Minimalist Single LED Clock ( Pi Zero and No Extra Parts ) 
Saturday, June 3, 2017, 13:08
Posted by Administrator


I was inspired by this post on Hackaday where Setvir created an elegant single LED clock using an Arduino Pro Micro. I'm more of a fan of Raspberry Pi's and have been wanting to come up with a simple single LED clock design of my own ever since reading that article.

It occurred to me today that the Pi Zero's status light could be commandeered for this purpose which would eliminate the need for any other additional parts. I considered using Python for this but eventually decided upon using bash scripting as it is already baked in to most common Pi Zero images such as Raspbian or Retropie.

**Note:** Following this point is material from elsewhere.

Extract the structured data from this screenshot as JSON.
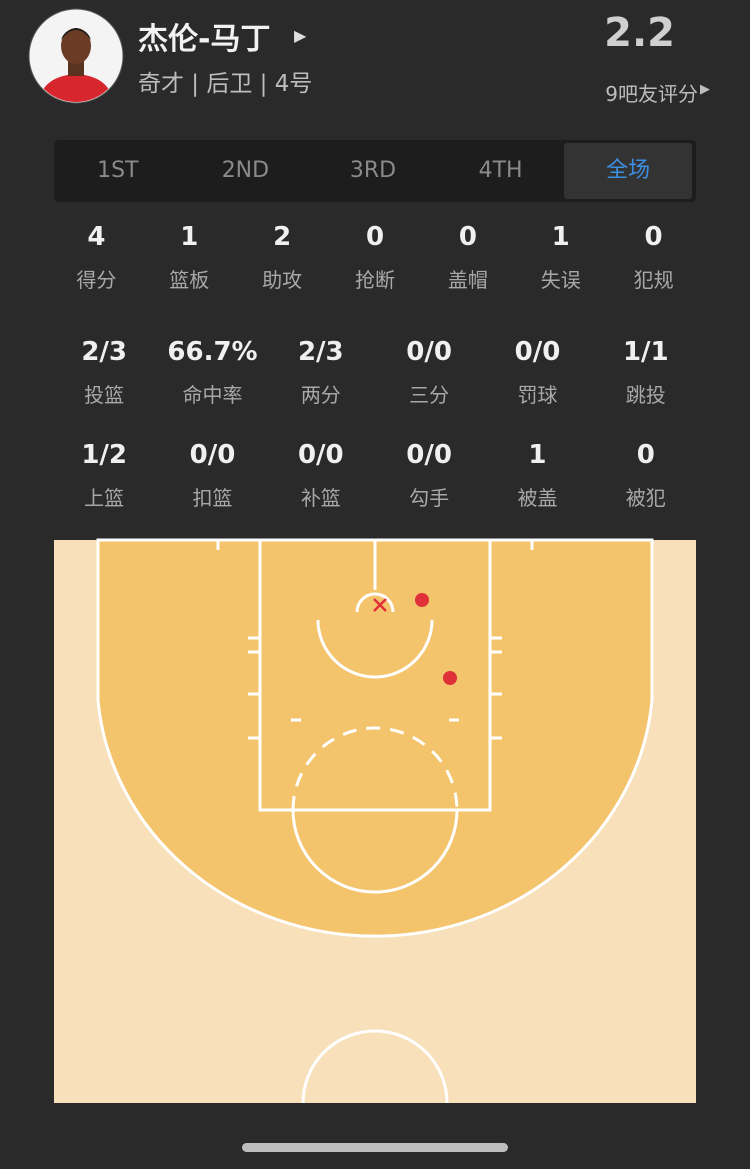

The heavily commented code below is what I came up with to bring this clock design to life:

#!/bin/bash
# A minimalist led clock for the Pi Zero ( And Pi Zero W )
# Uses only the onboard led to blink the current hour
# And then to quickly blink the the tens place of minutes
#
# Spike Snell - June 2017

# First set the trigger for the onboard green led to none so that we have control of it
echo none | sudo tee /sys/class/leds/led0/trigger

# Turn off the led so that we have a known state to start
echo 1 | sudo tee /sys/class/leds/led0/brightness

# Loop endlessly
while true
do

# Wait for a full second to seperate our visual count
sleep 1

# Loop for the current number of hours
# Trim leading 0's so that 08 and 09 aren't interpreted as an octal base
for ((n=0;n<$(date +"%I" | sed 's/^0*//');n++))

do

# Wait a bit
sleep .25

# Turn the led on
echo 0 | sudo tee /sys/class/leds/led0/brightness

# Wait a bit
sleep .25

# Turn the led off
echo 1 | sudo tee /sys/class/leds/led0/brightness

done

# Wait for a half second
sleep .5

# Now loop very quickly for the current first tens digit of minutes
for ((n=0;n<$(date +"%M" | head -c 1);n++))

do

# Turn the led on
echo 0 | sudo tee /sys/class/leds/led0/brightness

# Wait for a small bit
sleep .1

# Turn the led off
echo 1 | sudo tee /sys/class/leds/led0/brightness

done

done

I saved the script in my home directory as minimalistClock.sh and made it executable with the command chmod +x minimalClock.sh. It is then run under its own screen with the command screen ./minimalClock.sh since it can be somewhat distracting if running on your main session due to all the echo commands. Screen is also a very handy way to make the clock persist and keep running even after logging out of your current session. Use the command sudo apt-get install screen if you don't already have it installed. After getting the clock up and running in screen you can press ctrl+a then ctrl+d to detach the screen and have it keep running in the background.

The clock is read by counting the number of long blinks to get the hours, and then the number of short blinks to get the tenth place of minutes. For example, 4 longer blinks followed by 3 shorter blinks indicates that the current time is about 4:30. I decided not to use a 24 hour military format for this because that would end up being far too many blinks when late in the day.

This script can be easily added to /etc/rc.local so that it will begin running when the Pi starts up.

This is exactly the minimalistic clock that I have been desiring for so long and it looks great running in my translucent Pi Zero Tic Tac Case which I have attached to the wall. Let me know what you all think of this basic clock design. If it could be made even simpler in some way I would love to experiment with that.